B3 listed HASH11 in April 2021, making it Brazil’s first crypto-index ETF. Hashdex had already launched the world’s first crypto ETF on the Bermuda Stock Exchange earlier that year. B3 also approved Ethereum ETFs years before U.S. spot products. Last year, Bitcoin futures on B3 hit $400 billion in notional volume and 41 million contracts in their first 12 months — with 53% of participants coming from outside Brazil. The exchange has a habit of pushing crypto infrastructure forward faster than many of its global peers.
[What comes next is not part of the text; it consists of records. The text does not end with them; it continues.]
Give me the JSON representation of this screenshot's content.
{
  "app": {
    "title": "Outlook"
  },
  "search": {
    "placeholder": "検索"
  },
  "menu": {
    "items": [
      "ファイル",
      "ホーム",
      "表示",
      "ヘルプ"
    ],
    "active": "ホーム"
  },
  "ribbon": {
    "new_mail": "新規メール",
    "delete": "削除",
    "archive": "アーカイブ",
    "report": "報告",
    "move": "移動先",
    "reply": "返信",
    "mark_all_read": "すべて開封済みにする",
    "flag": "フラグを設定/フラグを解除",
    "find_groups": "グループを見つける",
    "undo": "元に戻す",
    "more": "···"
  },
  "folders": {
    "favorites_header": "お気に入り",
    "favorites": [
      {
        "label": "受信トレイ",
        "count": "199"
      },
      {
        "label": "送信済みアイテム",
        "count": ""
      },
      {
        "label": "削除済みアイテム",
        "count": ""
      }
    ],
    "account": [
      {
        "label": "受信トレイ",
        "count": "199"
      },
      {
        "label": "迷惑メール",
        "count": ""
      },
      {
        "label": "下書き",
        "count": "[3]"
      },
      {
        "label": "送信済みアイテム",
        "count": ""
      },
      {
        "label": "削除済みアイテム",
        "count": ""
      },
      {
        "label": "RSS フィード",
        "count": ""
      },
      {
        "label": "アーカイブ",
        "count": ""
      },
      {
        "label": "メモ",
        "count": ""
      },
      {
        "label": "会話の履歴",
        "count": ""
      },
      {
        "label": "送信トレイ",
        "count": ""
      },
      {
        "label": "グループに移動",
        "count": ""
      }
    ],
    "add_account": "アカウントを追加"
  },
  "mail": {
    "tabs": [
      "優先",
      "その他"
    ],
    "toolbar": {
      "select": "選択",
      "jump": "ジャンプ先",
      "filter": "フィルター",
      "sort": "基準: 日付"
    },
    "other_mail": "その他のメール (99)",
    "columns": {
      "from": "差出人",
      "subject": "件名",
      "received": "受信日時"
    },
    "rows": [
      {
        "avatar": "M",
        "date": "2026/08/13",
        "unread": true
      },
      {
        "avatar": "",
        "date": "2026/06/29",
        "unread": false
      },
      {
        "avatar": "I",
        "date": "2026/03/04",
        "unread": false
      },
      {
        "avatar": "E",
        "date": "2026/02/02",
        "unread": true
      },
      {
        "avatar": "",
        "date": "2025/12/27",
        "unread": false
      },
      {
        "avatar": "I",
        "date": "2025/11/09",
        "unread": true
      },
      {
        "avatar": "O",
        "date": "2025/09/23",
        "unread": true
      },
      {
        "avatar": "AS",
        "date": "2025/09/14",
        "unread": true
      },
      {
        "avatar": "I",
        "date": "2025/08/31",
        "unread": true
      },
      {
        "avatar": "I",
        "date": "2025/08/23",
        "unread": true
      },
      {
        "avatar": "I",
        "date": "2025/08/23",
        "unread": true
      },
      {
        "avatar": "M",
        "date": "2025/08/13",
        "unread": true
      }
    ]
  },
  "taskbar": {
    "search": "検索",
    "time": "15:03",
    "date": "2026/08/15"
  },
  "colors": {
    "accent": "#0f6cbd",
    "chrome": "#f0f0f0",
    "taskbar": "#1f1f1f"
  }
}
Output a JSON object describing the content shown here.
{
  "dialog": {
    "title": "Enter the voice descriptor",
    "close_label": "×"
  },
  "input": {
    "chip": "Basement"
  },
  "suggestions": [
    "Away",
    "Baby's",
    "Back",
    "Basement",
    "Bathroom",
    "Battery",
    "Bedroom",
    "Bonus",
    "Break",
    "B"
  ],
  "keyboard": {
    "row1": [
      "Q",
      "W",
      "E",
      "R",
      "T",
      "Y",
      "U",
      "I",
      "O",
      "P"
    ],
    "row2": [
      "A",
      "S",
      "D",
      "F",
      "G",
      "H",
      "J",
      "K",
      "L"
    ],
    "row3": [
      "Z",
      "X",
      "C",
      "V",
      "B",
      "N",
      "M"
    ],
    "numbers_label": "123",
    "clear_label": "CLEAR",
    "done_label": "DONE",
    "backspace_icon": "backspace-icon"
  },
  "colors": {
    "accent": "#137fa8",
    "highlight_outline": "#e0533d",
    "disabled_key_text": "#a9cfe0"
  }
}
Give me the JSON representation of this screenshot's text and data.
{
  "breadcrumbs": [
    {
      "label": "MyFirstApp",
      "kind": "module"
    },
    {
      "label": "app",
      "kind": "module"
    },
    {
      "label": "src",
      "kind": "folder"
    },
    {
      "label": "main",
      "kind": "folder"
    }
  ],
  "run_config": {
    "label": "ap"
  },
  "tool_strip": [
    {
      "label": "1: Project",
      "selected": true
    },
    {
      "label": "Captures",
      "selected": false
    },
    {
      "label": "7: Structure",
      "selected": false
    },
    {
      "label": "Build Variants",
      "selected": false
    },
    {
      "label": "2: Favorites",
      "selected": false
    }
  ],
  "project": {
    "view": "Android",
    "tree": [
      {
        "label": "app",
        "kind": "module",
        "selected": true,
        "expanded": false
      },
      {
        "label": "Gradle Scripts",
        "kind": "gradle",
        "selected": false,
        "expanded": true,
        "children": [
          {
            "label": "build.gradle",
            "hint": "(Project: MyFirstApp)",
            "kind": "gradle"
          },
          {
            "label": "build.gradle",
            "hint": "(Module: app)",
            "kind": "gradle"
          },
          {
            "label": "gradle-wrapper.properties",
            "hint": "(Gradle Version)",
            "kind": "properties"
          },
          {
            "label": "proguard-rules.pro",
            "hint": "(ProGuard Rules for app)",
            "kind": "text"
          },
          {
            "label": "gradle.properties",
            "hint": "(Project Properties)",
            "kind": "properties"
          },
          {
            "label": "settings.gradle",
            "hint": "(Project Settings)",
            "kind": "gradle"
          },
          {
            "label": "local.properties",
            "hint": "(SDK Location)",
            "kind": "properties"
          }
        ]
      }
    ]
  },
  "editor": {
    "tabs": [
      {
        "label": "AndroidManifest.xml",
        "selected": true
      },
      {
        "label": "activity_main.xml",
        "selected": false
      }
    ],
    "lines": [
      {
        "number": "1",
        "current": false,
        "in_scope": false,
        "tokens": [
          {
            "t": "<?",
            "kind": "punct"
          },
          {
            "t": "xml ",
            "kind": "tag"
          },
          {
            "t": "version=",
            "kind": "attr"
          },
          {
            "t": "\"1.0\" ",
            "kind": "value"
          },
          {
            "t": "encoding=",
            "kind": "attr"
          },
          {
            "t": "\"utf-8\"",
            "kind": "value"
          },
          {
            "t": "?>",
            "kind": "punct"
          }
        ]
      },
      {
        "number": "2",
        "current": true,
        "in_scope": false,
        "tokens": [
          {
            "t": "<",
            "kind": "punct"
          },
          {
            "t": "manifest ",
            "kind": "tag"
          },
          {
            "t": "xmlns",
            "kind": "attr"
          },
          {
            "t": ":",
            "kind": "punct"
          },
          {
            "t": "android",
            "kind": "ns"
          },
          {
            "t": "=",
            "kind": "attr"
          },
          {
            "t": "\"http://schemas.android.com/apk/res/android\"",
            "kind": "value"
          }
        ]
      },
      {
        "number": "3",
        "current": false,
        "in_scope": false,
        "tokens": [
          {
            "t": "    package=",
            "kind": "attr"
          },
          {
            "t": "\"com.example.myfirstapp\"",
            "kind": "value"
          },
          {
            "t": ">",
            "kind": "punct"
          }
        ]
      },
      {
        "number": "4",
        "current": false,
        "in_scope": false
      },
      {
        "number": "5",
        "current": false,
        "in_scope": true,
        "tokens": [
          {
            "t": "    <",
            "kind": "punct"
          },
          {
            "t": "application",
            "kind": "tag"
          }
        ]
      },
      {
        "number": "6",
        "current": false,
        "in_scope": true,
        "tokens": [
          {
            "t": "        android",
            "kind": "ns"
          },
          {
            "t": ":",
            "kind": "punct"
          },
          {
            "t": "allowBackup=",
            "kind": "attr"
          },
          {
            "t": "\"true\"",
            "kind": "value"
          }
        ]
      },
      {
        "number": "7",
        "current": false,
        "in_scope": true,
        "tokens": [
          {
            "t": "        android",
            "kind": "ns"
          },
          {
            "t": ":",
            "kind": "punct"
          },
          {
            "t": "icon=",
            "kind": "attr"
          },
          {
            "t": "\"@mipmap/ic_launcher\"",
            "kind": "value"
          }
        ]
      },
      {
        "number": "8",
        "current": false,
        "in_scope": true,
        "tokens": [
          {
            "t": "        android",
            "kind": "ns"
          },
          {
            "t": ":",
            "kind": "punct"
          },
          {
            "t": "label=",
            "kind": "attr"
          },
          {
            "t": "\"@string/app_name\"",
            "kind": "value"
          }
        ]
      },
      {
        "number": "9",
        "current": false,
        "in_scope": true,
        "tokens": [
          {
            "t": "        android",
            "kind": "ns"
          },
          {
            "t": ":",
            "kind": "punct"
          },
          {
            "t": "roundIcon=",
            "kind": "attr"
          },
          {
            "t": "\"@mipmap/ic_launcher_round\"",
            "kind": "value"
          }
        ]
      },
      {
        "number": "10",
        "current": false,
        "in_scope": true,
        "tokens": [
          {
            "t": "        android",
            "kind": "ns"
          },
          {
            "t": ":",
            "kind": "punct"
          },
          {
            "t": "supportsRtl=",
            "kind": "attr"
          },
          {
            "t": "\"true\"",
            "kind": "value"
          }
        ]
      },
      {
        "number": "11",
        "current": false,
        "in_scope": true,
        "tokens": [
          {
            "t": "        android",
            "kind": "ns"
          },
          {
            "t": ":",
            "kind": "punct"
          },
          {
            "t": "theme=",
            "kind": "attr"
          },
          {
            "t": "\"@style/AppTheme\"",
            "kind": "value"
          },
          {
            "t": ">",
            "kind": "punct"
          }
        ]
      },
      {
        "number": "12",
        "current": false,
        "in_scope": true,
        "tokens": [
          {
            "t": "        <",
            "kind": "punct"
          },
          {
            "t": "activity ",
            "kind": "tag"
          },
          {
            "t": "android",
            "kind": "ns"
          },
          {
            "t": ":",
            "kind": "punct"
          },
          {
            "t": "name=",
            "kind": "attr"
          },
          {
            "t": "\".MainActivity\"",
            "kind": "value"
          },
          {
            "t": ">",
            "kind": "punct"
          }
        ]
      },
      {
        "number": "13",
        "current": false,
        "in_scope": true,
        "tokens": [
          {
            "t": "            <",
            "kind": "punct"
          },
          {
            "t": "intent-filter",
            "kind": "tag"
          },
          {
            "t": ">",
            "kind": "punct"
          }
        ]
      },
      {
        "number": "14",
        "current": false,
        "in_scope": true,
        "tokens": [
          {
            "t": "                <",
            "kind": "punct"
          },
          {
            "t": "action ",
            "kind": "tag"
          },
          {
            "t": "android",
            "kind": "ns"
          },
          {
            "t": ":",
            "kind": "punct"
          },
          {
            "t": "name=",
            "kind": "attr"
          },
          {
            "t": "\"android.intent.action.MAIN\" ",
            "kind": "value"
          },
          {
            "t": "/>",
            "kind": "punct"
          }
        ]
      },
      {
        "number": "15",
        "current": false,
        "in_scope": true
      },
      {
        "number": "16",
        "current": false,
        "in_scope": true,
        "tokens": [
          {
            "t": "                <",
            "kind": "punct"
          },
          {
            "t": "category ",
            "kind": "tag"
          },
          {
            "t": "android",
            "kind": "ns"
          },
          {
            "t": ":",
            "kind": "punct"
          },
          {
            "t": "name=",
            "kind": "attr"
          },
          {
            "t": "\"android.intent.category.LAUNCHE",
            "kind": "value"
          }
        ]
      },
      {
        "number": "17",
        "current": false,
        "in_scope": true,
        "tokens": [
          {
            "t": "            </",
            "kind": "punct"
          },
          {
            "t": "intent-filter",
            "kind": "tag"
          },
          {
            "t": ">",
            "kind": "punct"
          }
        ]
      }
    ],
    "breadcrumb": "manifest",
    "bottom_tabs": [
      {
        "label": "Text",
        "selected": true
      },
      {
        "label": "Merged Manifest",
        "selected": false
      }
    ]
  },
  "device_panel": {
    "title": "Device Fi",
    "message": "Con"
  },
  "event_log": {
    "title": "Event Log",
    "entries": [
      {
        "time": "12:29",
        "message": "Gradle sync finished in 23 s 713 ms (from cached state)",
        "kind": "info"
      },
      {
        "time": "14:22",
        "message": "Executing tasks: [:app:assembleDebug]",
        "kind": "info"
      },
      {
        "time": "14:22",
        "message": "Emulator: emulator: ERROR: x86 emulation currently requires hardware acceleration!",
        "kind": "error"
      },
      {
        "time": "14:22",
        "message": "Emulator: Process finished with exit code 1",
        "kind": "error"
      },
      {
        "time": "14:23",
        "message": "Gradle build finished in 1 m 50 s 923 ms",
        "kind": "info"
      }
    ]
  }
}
Why the clearinghouse guarantee matters

Standard OTC crypto options are typically bilateral, with each side bearing the other’s credit risk. By having B3’s clearinghouse stand in the middle, both Inter and XP get a central counterparty guarantee — the same protection that exists in Brazil’s traditional derivatives markets. That matters for institutional adoption. It also matters for collateral efficiency: B3 recently expanded eligible collateral to include real estate investment funds and Brazilian ETF quotas, bringing its total collateral pool to roughly $146 billion. The HASH11 option adds crypto ETF exposure to that mix, though as a derivative rather than pledged collateral.

A broader trend

The trade follows a pattern. Standard Chartered this year launched a framework that lets OKX institutional clients post BlackRock’s tokenized Treasury fund BUIDL as collateral while keeping custody. BlackRock itself submitted a 2025 CFTC response pushing for tokenized money market funds and stablecoins to be allowed as collateral in cleared and uncleared derivatives markets. B3’s approach is different — it uses a regulated ETF as the underlying for a derivative — but the direction is the same: connecting crypto assets to the plumbing of traditional finance.

What’s next

B3 has not said whether it will expand the product to other ETFs or add listed versions of the same structure. The Bitcoin futures regime, which opened in April 2024, took about a year to reach $400 billion in volume. If the OTC flexible option follows a similar adoption curve, it could become a template for how other exchanges integrate crypto ETFs into derivatives clearing.